I’m so grateful for beta- and proofreaders who find my errors and guide me to more accurate translations!
How did I choose what to convey about the culture and context?
A critique group I belonged to played an essential role in fashioning content. I often erred by assuming readers knew more than they did. Chapter by chapter, critiquers showed me where I needed to add explanations or background. They were especially unfamiliar with Roman Catholic terms, including nuncio, women religious, diocese, miter, Jesuit, base communities.
Critiquers also indicated which material might be better booted to a footnote or exiled to a separate section. Their feedback about my fairly high writing level helped me see that the book’s audience could extend beyond teens to general-public adults.

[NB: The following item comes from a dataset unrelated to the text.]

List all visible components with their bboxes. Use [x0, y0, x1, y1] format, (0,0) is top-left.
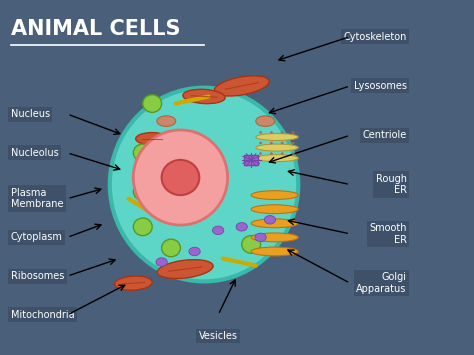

I wanted readers to understand the era that formed Romero; his personal journey is inextricably tied to specific historical circumstances causing people to cry “enough!” to oppression. Some might say I provided too much background on El Salvador and the Roman Catholic Church. Others find footnotes annoying. But I’m addicted to details able to cast a more complete or nuanced light to a narrative. Readers can skip over footnotes if they like. I also included two mini-chapters— “backgrounders”—on pivotal events; readers can choose to “get into the weeds” or step around them.
Coming to the topic as a woman also helped shape the content. The biographies I had read, by men, contained skeletal info about Romero’s mother, limited to her roles as housewife and mother. The reality was more complex, and I came away believing that in every positive way, Oscar’s mother guided his life.
What are your tips for preparing for cross-cultural interviews, both in regard to content and ways to help interviewees feel comfortable with you and your purpose? Do you know individuals who straddle both the cultures and languages well enough to help you proofread and offer suggestions?